A diferencia de lo que podría esperar de otros caballeros más pragmáticos, cavilaba el rey en la frialdad de sus noches alemanas, parecía claro que ese capitán extraño, tan de fiar en los lances de armas, se había enamorado de su esposa hasta el punto de que se negaría en rotundo a compartirla con él, incluso siendo él su soberano. Seguramente fuese a causa de su sangre mora, o acaso de su condición bastarda, mas lo cierto era que se interponía en su camino. Y él no podía consentir tal cosa.
Gualtiero era una molestia que convenía apartar, máxime cuando su condición de mestizo, dominio de la lengua árabe y probada habilidad militar podían ser de gran utilidad en otra parte.

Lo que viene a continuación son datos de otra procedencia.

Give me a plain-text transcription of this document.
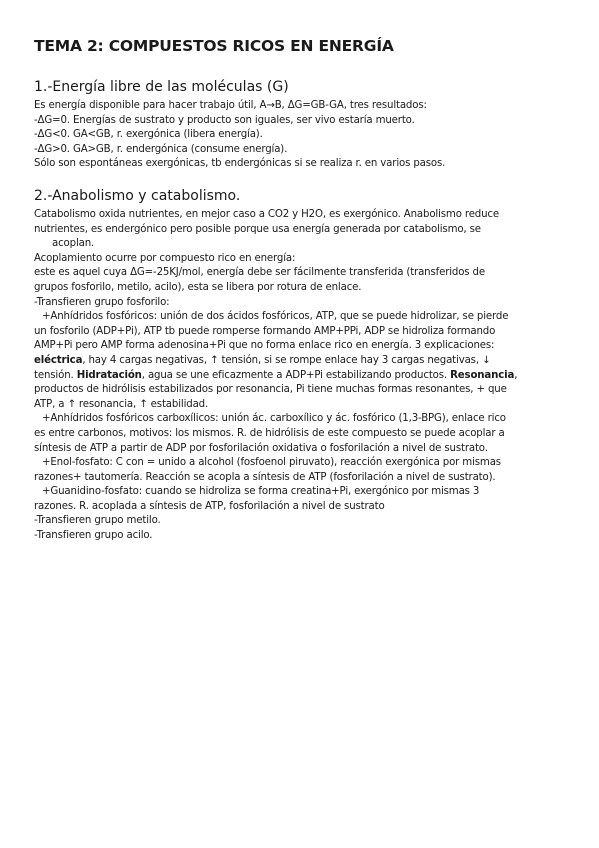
TEMA 2: COMPUESTOS RICOS EN ENERGÍA
1.-Energía libre de las moléculas (G)
Es energía disponible para hacer trabajo útil, A→B, ΔG=GB-GA, tres resultados:
-ΔG=0. Energías de sustrato y producto son iguales, ser vivo estaría muerto.
-ΔG<0. GA<GB, r. exergónica (libera energía).
-ΔG>0. GA>GB, r. endergónica (consume energía).
Sólo son espontáneas exergónicas, tb endergónicas si se realiza r. en varios pasos.
2.-Anabolismo y catabolismo.
Catabolismo oxida nutrientes, en mejor caso a CO2 y H2O, es exergónico. Anabolismo reduce
nutrientes, es endergónico pero posible porque usa energía generada por catabolismo, se
acoplan.
Acoplamiento ocurre por compuesto rico en energía:
este es aquel cuya ΔG=-25KJ/mol, energía debe ser fácilmente transferida (transferidos de
grupos fosforilo, metilo, acilo), esta se libera por rotura de enlace.
-Transfieren grupo fosforilo:
+Anhídridos fosfóricos: unión de dos ácidos fosfóricos, ATP, que se puede hidrolizar, se pierde
un fosforilo (ADP+Pi), ATP tb puede romperse formando AMP+PPi, ADP se hidroliza formando
AMP+Pi pero AMP forma adenosina+Pi que no forma enlace rico en energía. 3 explicaciones:
eléctrica, hay 4 cargas negativas, ↑ tensión, si se rompe enlace hay 3 cargas negativas, ↓
tensión. Hidratación, agua se une eficazmente a ADP+Pi estabilizando productos. Resonancia,
productos de hidrólisis estabilizados por resonancia, Pi tiene muchas formas resonantes, + que
ATP, a ↑ resonancia, ↑ estabilidad.
+Anhídridos fosfóricos carboxílicos: unión ác. carboxílico y ác. fosfórico (1,3-BPG), enlace rico
es entre carbonos, motivos: los mismos. R. de hidrólisis de este compuesto se puede acoplar a
síntesis de ATP a partir de ADP por fosforilación oxidativa o fosforilación a nivel de sustrato.
+Enol-fosfato: C con = unido a alcohol (fosfoenol piruvato), reacción exergónica por mismas
razones+ tautomería. Reacción se acopla a síntesis de ATP (fosforilación a nivel de sustrato).
+Guanidino-fosfato: cuando se hidroliza se forma creatina+Pi, exergónico por mismas 3
razones. R. acoplada a síntesis de ATP, fosforilación a nivel de sustrato
-Transfieren grupo metilo.
-Transfieren grupo acilo.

En Damieta, situada en el delta del Nilo, una expedición cruzada se hallaba en graves dificultades ante el enemigo muslim. Federico se había comprometido el día de su coronación a ir en su auxilio, pero dilataba el momento de marchar invocando para ello mil excusas, con el consiguiente enfado de Roma.
Acuciado por la Iglesia, vio en su leal servidor de Girgenti un modo perfecto para ganar el tiempo que necesitaba y librarse al mismo tiempo de su presencia. Sería Gualtiero quien viajaría a Egipto, al frente de un puñado de soldados, a fin de acallar los reproches del pontífice. Lo utilizaría para cumplir su palabra, aunque fuera a través de persona interpuesta. Él salvaría su honor y combatiría en su nombre. Sería el peón utilizado para frenar por algún tiempo los continuos jaques del papa, y se iría, además, agradecido por la gran responsabilidad que se le otorgaba…
—Volveré muy pronto, no te preocupes —se despidió el capitán de Braira con un cálido abrazo en el puerto, a punto de partir hacia su nueva misión—. Derrotaremos a esos sarracenos y regresaré a tu lado.
—Te estaré esperando aquí mismo —repuso ella con tristeza—, aunque preferiría no separarme de ti. ¡Te voy a echar tanto de menos!
—Acaso sea ese nuestro destino —trató de bromear él.
—¡Calla! —le cortó ella en seco—. No deberías reírte de cosas tan serias.
—¡No me digas que has preguntado a tus cartas por nosotros!
—No lo he hecho, no, porque me ha faltado el valor. Si me dijeran que no iba a volver a verte, me quitaría la vida.
—Eso no será necesario. Te juro que he de volver antes de lo que esperas. Mientras tanto, mantén alta la guardia por si acaso.
Braira le vio marchar con un mal presentimiento. Se obligó a ahorrarle sus lágrimas, aunque no pudo evitar las náuseas que le hicieron vomitar el alma en ese océano negro que le arrebataba a su hombre. Supo entonces que una nueva vida se abría paso en su interior, mientras la suya se quebraba nuevamente en mil pedazos.